Buckley's writing is often very funny, and the story moves along at a great pace. It's a treat to read, never knowing which fun character might show up on the next page, and there are clear through lines set up in this first book for the rest of the series. All in all, I thought it was fantastic, and I'll definitely be picking up the next one at the library soon!

(On a random note: what is it with orphans in children's books? I can probably list ten books off the top of my head featuring them... there should be a subset of children's lit studies devoted to orphan tales!)


  1. It's not quite a separate discipline, but the absent parent is a pretty strong theme in children's literature studies.

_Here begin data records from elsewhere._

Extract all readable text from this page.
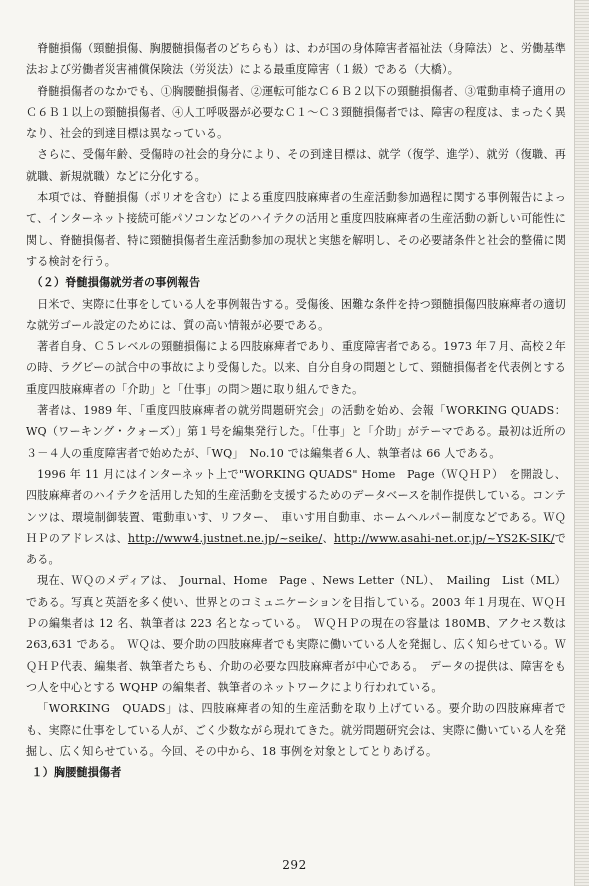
脊髄損傷（頸髄損傷、胸腰髄損傷者のどちらも）は、わが国の身体障害者福祉法（身障法）と、労働基準法および労働者災害補償保険法（労災法）による最重度障害（１級）である（大橋）。

脊髄損傷者のなかでも、①胸腰髄損傷者、②運転可能なＣ６Ｂ２以下の頸髄損傷者、③電動車椅子適用のＣ６Ｂ１以上の頸髄損傷者、④人工呼吸器が必要なＣ１～Ｃ３頸髄損傷者では、障害の程度は、まったく異なり、社会的到達目標は異なっている。

さらに、受傷年齢、受傷時の社会的身分により、その到達目標は、就学（復学、進学）、就労（復職、再就職、新規就職）などに分化する。

本項では、脊髄損傷（ポリオを含む）による重度四肢麻痺者の生産活動参加過程に関する事例報告によって、インターネット接続可能パソコンなどのハイテクの活用と重度四肢麻痺者の生産活動の新しい可能性に関し、脊髄損傷者、特に頸髄損傷者生産活動参加の現状と実態を解明し、その必要諸条件と社会的整備に関する検討を行う。

（２）脊髄損傷就労者の事例報告

日米で、実際に仕事をしている人を事例報告する。受傷後、困難な条件を持つ頸髄損傷四肢麻痺者の適切な就労ゴール設定のためには、質の高い情報が必要である。

著者自身、Ｃ５レベルの頸髄損傷による四肢麻痺者であり、重度障害者である。1973 年７月、高校２年の時、ラグビーの試合中の事故により受傷した。以来、自分自身の問題として、頸髄損傷者を代表例とする重度四肢麻痺者の「介助」と「仕事」の問＞題に取り組んできた。

著者は、1989 年、「重度四肢麻痺者の就労問題研究会」の活動を始め、会報「WORKING QUADS：WQ（ワーキング・クォーズ）」第１号を編集発行した。「仕事」と「介助」がテーマである。最初は近所の３－４人の重度障害者で始めたが、「WQ」　No.10 では編集者６人、執筆者は 66 人である。

1996 年 11 月にはインターネット上で"WORKING QUADS" Home　Page（ＷＱＨＰ）　を開設し、四肢麻痺者のハイテクを活用した知的生産活動を支援するためのデータベースを制作提供している。コンテンツは、環境制御装置、電動車いす、リフター、　車いす用自動車、ホームヘルパー制度などである。ＷＱＨＰのアドレスは、http://www4.justnet.ne.jp/~seike/、http://www.asahi-net.or.jp/~YS2K-SIK/である。

現在、ＷＱのメディアは、　Journal、Home　Page 、News Letter（NL）、　Mailing　List（ML）である。写真と英語を多く使い、世界とのコミュニケーションを目指している。2003 年１月現在、ＷＱＨＰの編集者は 12 名、執筆者は 223 名となっている。　ＷＱＨＰの現在の容量は 180MB、アクセス数は 263,631 である。　ＷＱは、要介助の四肢麻痺者でも実際に働いている人を発掘し、広く知らせている。ＷＱＨＰ代表、編集者、執筆者たちも、介助の必要な四肢麻痺者が中心である。　データの提供は、障害をもつ人を中心とする WQHP の編集者、執筆者のネットワークにより行われている。

「WORKING　QUADS」は、四肢麻痺者の知的生産活動を取り上げている。要介助の四肢麻痺者でも、実際に仕事をしている人が、ごく少数ながら現れてきた。就労問題研究会は、実際に働いている人を発掘し、広く知らせている。今回、その中から、18 事例を対象としてとりあげる。

１）胸腰髄損傷者

292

    Do you use Goodreads at all? Amy Bennett-Zendzian (I don't know if you'd know her, but she's a T@F stalwart) is on there and she's working on her PhD in the field, so she reads and recommends a lot of great YA titles. That's where I post most of my reviews these days and I'd love to share them with you.

  2. Elizabeth, it's hilarious that you asked: I have the GoodReads homepage open on my browser for the first time right now. I hadn't heard of it before I started blogging and I'm still not quite sure what it is, but if it has anything to do with books I'm sure I'll get into it soon! ;)

    YA is almost an entirely new discipline for me - somehow I skipped those years in my reading history and went straight from children's classics to adult reading. I'm trying to rectify the gap now and would love any recommendations!

  3. I think I read somewhere that often times they have to explain away parental absence to make it more child-centered and to make the realists out there go "why are these parents letting their children do ....".

    It's too funny that I just reviewed this same book yesterday, a short review but I absolutely loved this one and added the series to my elementary library collection this year because of it.

    Oh and I second joining Goodreads, it's a great way to keep track of your books, join discussion groups about books you love and even win free books! If you join, look into the group Wild Things: YA Grown-Up. Love that group. I'm hosting the seasonal challenge right now which is a ton of fun.

  4. Well, definitely add me as a friend and you can find Amy on my f-list. I find it a nice way to keep what-I've-read organized and maintain a to-read list, as well as sharing my reviews with friends and getting recommendations.

    One feature I didn't find for a while was a direct link to our library's online system--find the "book links" tab at the top of your profile to set those up.

    Anyway, will look forward to seeing you there!